Claims Conference Receives $5.5 Million From Landecker Foundation

The Claims Conference in New York City has announced a three-year, €5 million ($5.57 million) pledge from the Alfred Landecker Foundation and the Reimann family in support of emergency assistance for Holocaust survivors.

The Claims Conference, which provides compensation payments to Holocaust survivors, will absorb 100 percent of the administrative costs associated with management and distribution of the funds.

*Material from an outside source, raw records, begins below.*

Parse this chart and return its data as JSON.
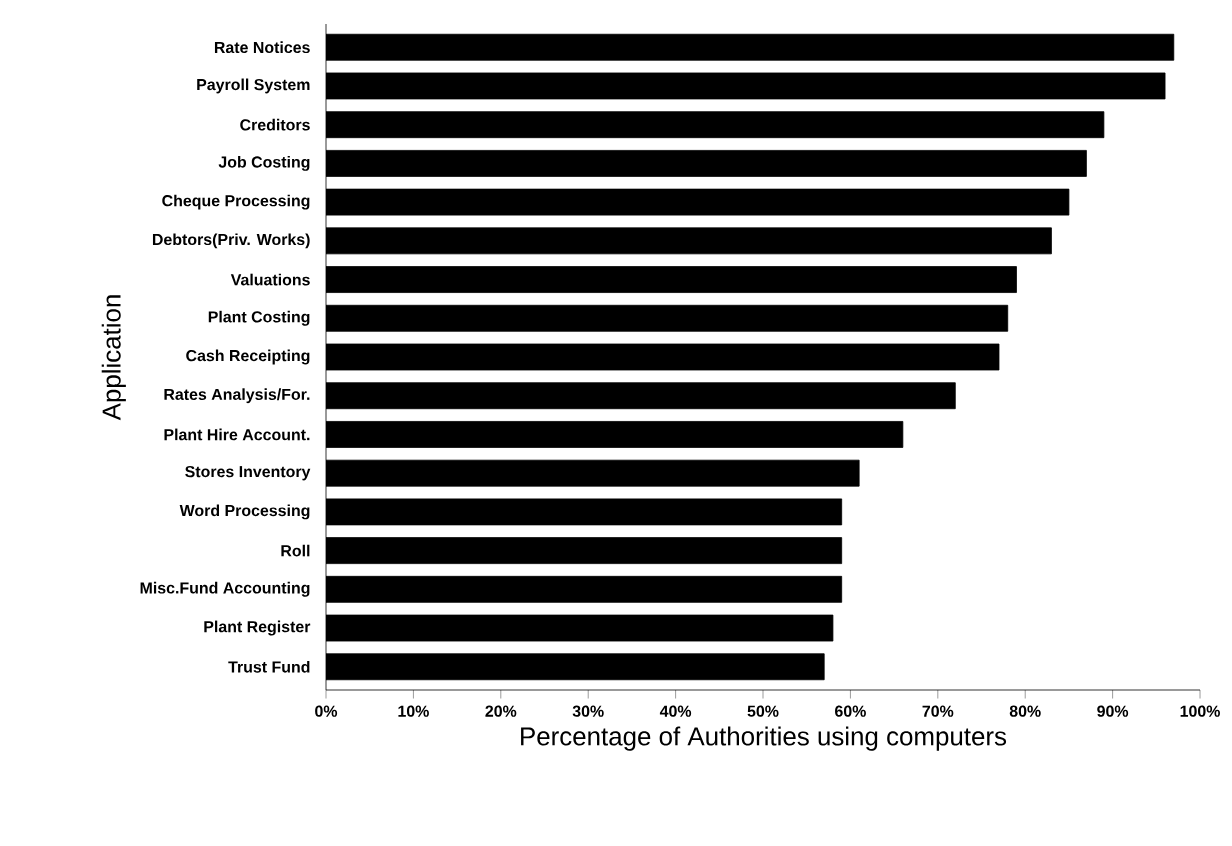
{
  "chart_data": {
    "type": "bar",
    "orientation": "horizontal",
    "xlabel": "Percentage of Authorities using computers",
    "ylabel": "Application",
    "categories": [
      "Rate Notices",
      "Payroll System",
      "Creditors",
      "Job Costing",
      "Cheque Processing",
      "Debtors(Priv. Works)",
      "Valuations",
      "Plant Costing",
      "Cash Receipting",
      "Rates Analysis/For.",
      "Plant Hire Account.",
      "Stores Inventory",
      "Word Processing",
      "Roll",
      "Misc.Fund Accounting",
      "Plant Register",
      "Trust Fund"
    ],
    "values": [
      97,
      96,
      89,
      87,
      85,
      83,
      79,
      78,
      77,
      72,
      66,
      61,
      59,
      59,
      59,
      58,
      57
    ],
    "color": "#000000",
    "xlim": [
      0,
      100
    ],
    "xticks": [
      {
        "value": 0,
        "label": "0%"
      },
      {
        "value": 10,
        "label": "10%"
      },
      {
        "value": 20,
        "label": "20%"
      },
      {
        "value": 30,
        "label": "30%"
      },
      {
        "value": 40,
        "label": "40%"
      },
      {
        "value": 50,
        "label": "50%"
      },
      {
        "value": 60,
        "label": "60%"
      },
      {
        "value": 70,
        "label": "70%"
      },
      {
        "value": 80,
        "label": "80%"
      },
      {
        "value": 90,
        "label": "90%"
      },
      {
        "value": 100,
        "label": "100%"
      }
    ],
    "grid": false
  }
}
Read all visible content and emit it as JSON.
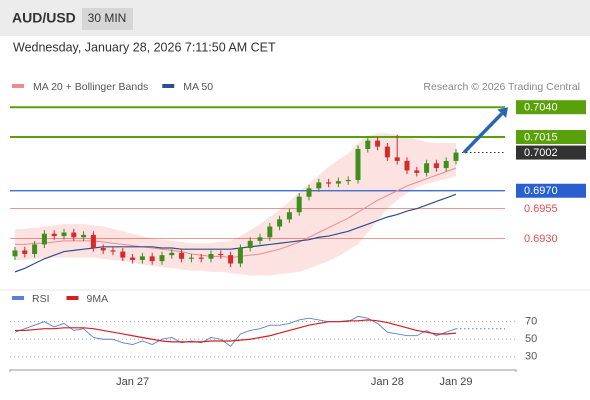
{
  "header": {
    "symbol": "AUD/USD",
    "interval": "30 MIN",
    "timestamp": "Wednesday, January 28, 2026 7:11:50 AM CET"
  },
  "chart_data": [
    {
      "type": "candlestick",
      "legend": [
        {
          "name": "MA 20 + Bollinger Bands",
          "color": "#f08a8a"
        },
        {
          "name": "MA 50",
          "color": "#2c4f8f"
        }
      ],
      "credit": "Research © 2026 Trading Central",
      "categories": [
        null,
        null,
        null,
        null,
        null,
        null,
        null,
        null,
        null,
        null,
        null,
        null,
        "Jan 27",
        null,
        null,
        null,
        null,
        null,
        null,
        null,
        null,
        null,
        null,
        null,
        null,
        null,
        null,
        null,
        null,
        null,
        null,
        null,
        null,
        null,
        null,
        null,
        null,
        null,
        "Jan 28",
        null,
        null,
        null,
        null,
        null,
        null,
        "Jan 29"
      ],
      "open": [
        0.6915,
        0.692,
        0.6917,
        0.6925,
        0.6934,
        0.6932,
        0.6935,
        0.6931,
        0.6933,
        0.6922,
        0.692,
        0.6919,
        0.6914,
        0.6912,
        0.6915,
        0.6911,
        0.6916,
        0.6918,
        0.6913,
        0.6914,
        0.6913,
        0.6917,
        0.6916,
        0.6909,
        0.6922,
        0.6928,
        0.6931,
        0.694,
        0.6946,
        0.6952,
        0.6965,
        0.6972,
        0.6977,
        0.6976,
        0.6978,
        0.6979,
        0.7005,
        0.7012,
        0.7007,
        0.6998,
        0.6995,
        0.6987,
        0.6985,
        0.6993,
        0.6989,
        0.6995
      ],
      "high": [
        0.6923,
        0.6923,
        0.6928,
        0.6937,
        0.6937,
        0.6938,
        0.6938,
        0.6936,
        0.6936,
        0.6925,
        0.6923,
        0.6922,
        0.6917,
        0.6918,
        0.6918,
        0.6919,
        0.6921,
        0.6921,
        0.6917,
        0.6917,
        0.692,
        0.692,
        0.6919,
        0.6925,
        0.6931,
        0.6934,
        0.6943,
        0.6949,
        0.6955,
        0.6968,
        0.6975,
        0.698,
        0.698,
        0.6981,
        0.6982,
        0.7008,
        0.7015,
        0.7015,
        0.701,
        0.7017,
        0.6998,
        0.699,
        0.6996,
        0.6996,
        0.6998,
        0.7005
      ],
      "low": [
        0.6912,
        0.6914,
        0.6914,
        0.6922,
        0.6929,
        0.6929,
        0.6928,
        0.6928,
        0.6919,
        0.6917,
        0.6916,
        0.6911,
        0.6909,
        0.6909,
        0.6908,
        0.6908,
        0.6913,
        0.691,
        0.691,
        0.691,
        0.691,
        0.6913,
        0.6906,
        0.6906,
        0.6919,
        0.6925,
        0.6928,
        0.6937,
        0.6943,
        0.6949,
        0.6962,
        0.6969,
        0.6973,
        0.6973,
        0.6975,
        0.6976,
        0.7002,
        0.7004,
        0.6995,
        0.6992,
        0.6984,
        0.6982,
        0.6982,
        0.6986,
        0.6986,
        0.6992
      ],
      "close": [
        0.692,
        0.6917,
        0.6925,
        0.6934,
        0.6932,
        0.6935,
        0.6931,
        0.6933,
        0.6922,
        0.692,
        0.6919,
        0.6914,
        0.6912,
        0.6915,
        0.6911,
        0.6916,
        0.6918,
        0.6913,
        0.6914,
        0.6913,
        0.6917,
        0.6916,
        0.6909,
        0.6922,
        0.6928,
        0.6931,
        0.694,
        0.6946,
        0.6952,
        0.6965,
        0.6972,
        0.6977,
        0.6976,
        0.6978,
        0.6979,
        0.7005,
        0.7012,
        0.7007,
        0.6998,
        0.6995,
        0.6987,
        0.6985,
        0.6993,
        0.6989,
        0.6995,
        0.7002
      ],
      "up_color": "#3e8e1e",
      "down_color": "#d42a2a",
      "ma20": [
        0.6925,
        0.6925,
        0.6926,
        0.6926,
        0.6927,
        0.6928,
        0.6928,
        0.6928,
        0.6928,
        0.6927,
        0.6926,
        0.6925,
        0.6924,
        0.6923,
        0.6922,
        0.6921,
        0.692,
        0.6919,
        0.6917,
        0.6916,
        0.6915,
        0.6915,
        0.6914,
        0.6915,
        0.6916,
        0.6917,
        0.6919,
        0.6921,
        0.6924,
        0.6927,
        0.6931,
        0.6935,
        0.6939,
        0.6943,
        0.6947,
        0.6952,
        0.6957,
        0.6962,
        0.6966,
        0.697,
        0.6974,
        0.6977,
        0.698,
        0.6983,
        0.6986,
        0.6989
      ],
      "bb_upper": [
        0.6938,
        0.6938,
        0.6939,
        0.694,
        0.6941,
        0.6942,
        0.6942,
        0.6942,
        0.6941,
        0.694,
        0.6938,
        0.6936,
        0.6934,
        0.6932,
        0.693,
        0.6929,
        0.6928,
        0.6927,
        0.6926,
        0.6926,
        0.6926,
        0.6927,
        0.6928,
        0.6932,
        0.6937,
        0.6942,
        0.6948,
        0.6954,
        0.6961,
        0.6969,
        0.6976,
        0.6983,
        0.699,
        0.6996,
        0.7001,
        0.701,
        0.7016,
        0.7018,
        0.7018,
        0.7017,
        0.7015,
        0.7013,
        0.7011,
        0.701,
        0.701,
        0.701
      ],
      "bb_lower": [
        0.6912,
        0.6912,
        0.6913,
        0.6913,
        0.6914,
        0.6914,
        0.6914,
        0.6914,
        0.6914,
        0.6913,
        0.6912,
        0.6911,
        0.691,
        0.6908,
        0.6907,
        0.6906,
        0.6905,
        0.6904,
        0.6903,
        0.6903,
        0.6902,
        0.6902,
        0.6901,
        0.69,
        0.6899,
        0.6899,
        0.6899,
        0.69,
        0.6901,
        0.6902,
        0.6905,
        0.6908,
        0.6911,
        0.6915,
        0.692,
        0.6925,
        0.6935,
        0.6945,
        0.6955,
        0.6962,
        0.6968,
        0.6973,
        0.6976,
        0.6978,
        0.698,
        0.6982
      ],
      "band_color": "#fde2e2",
      "ma50": [
        0.6902,
        0.6905,
        0.6909,
        0.6913,
        0.6916,
        0.6919,
        0.692,
        0.6921,
        0.6922,
        0.6923,
        0.6923,
        0.6923,
        0.6923,
        0.6923,
        0.6923,
        0.6922,
        0.6922,
        0.6921,
        0.6921,
        0.6921,
        0.6921,
        0.6921,
        0.6921,
        0.6922,
        0.6923,
        0.6924,
        0.6925,
        0.6926,
        0.6927,
        0.6928,
        0.6929,
        0.6931,
        0.6932,
        0.6934,
        0.6936,
        0.6939,
        0.6942,
        0.6945,
        0.6948,
        0.695,
        0.6953,
        0.6955,
        0.6958,
        0.6961,
        0.6964,
        0.6967
      ],
      "ylim": [
        0.6891,
        0.7067
      ],
      "levels": [
        {
          "value": 0.704,
          "label": "0.7040",
          "color": "#5aa00a",
          "kind": "box",
          "line": "thick"
        },
        {
          "value": 0.7015,
          "label": "0.7015",
          "color": "#5aa00a",
          "kind": "box",
          "line": "thick"
        },
        {
          "value": 0.7002,
          "label": "0.7002",
          "color": "#333333",
          "kind": "box",
          "line": "dotted"
        },
        {
          "value": 0.697,
          "label": "0.6970",
          "color": "#2a5fd0",
          "kind": "box",
          "line": "solid"
        },
        {
          "value": 0.6955,
          "label": "0.6955",
          "color": "#e05050",
          "kind": "text",
          "line": "thin"
        },
        {
          "value": 0.693,
          "label": "0.6930",
          "color": "#e05050",
          "kind": "text",
          "line": "thin"
        }
      ]
    },
    {
      "type": "line",
      "series": [
        {
          "name": "RSI",
          "color": "#5b7fd6",
          "values": [
            58,
            62,
            66,
            70,
            64,
            68,
            60,
            62,
            52,
            50,
            50,
            46,
            44,
            48,
            44,
            50,
            52,
            46,
            48,
            46,
            52,
            50,
            42,
            56,
            60,
            62,
            66,
            66,
            68,
            72,
            74,
            72,
            70,
            70,
            70,
            76,
            74,
            68,
            58,
            56,
            54,
            54,
            60,
            54,
            58,
            62
          ]
        },
        {
          "name": "9MA",
          "color": "#d42020",
          "values": [
            60,
            60,
            61,
            62,
            62,
            63,
            63,
            63,
            62,
            60,
            58,
            56,
            54,
            52,
            50,
            48,
            47,
            47,
            47,
            47,
            48,
            48,
            48,
            49,
            50,
            52,
            54,
            57,
            60,
            63,
            66,
            68,
            70,
            70,
            71,
            71,
            72,
            71,
            69,
            66,
            63,
            60,
            58,
            56,
            56,
            57
          ]
        }
      ],
      "ylim": [
        15,
        81
      ],
      "yticks": [
        70,
        50,
        30
      ]
    }
  ]
}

Several years ago, members of the Reimann family, one of the wealthiest in Germany and the owner of several well-known brands, including Krispy Kreme and Peet's Coffee through the privately held JAB Holding Co., appointed an independent historian, Dr. Paul Erker of Ludwig Maximilian University in Munich, to research the family's political history as well as that of the Benckiser company, the precursor to JAB Holding. The research uncovered the fact that the company had used forced labor in its factories during World War II and that company leaders Albert Reimann, Sr., and his son, Albert Jr., were ardent supporters of Adolf Hitler and the Nazi regime and outspoken in their anti-Semitism. In acknowledgement of that history, the family established the foundation earlier this year and has committed to distribute €10 million in humanitarian assistance to survivors of the Holocaust.

The foundation was named in honor of Alfred Landecker, who died at the hands of Germans when he was deported in 1942. Landecker's daughter, Emilie, had three children with Albert Reimann, Jr.

"As survivors age, their needs are growing ever greater. Our goal is to identify every funding source available to ensure more care and more programs for survivors," said Claims Conference executive vice president Greg Schneider. "The funding from the Reimann family through the Alfred Landecker Foundation will help bring us closer to that goal."

"We are delighted to partner with the world-respected Claims Conference to help realize our much-needed financial commitment to survivors of the Holocaust," said Landecker Foundation chair David Kamenetzky. "This also marks a significant step for the...foundation and our ambition of researching and remembering the atrocities of the Holocaust, as well as providing humanitarian assistance for survivors of the Holocaust and former forced labor in World War II."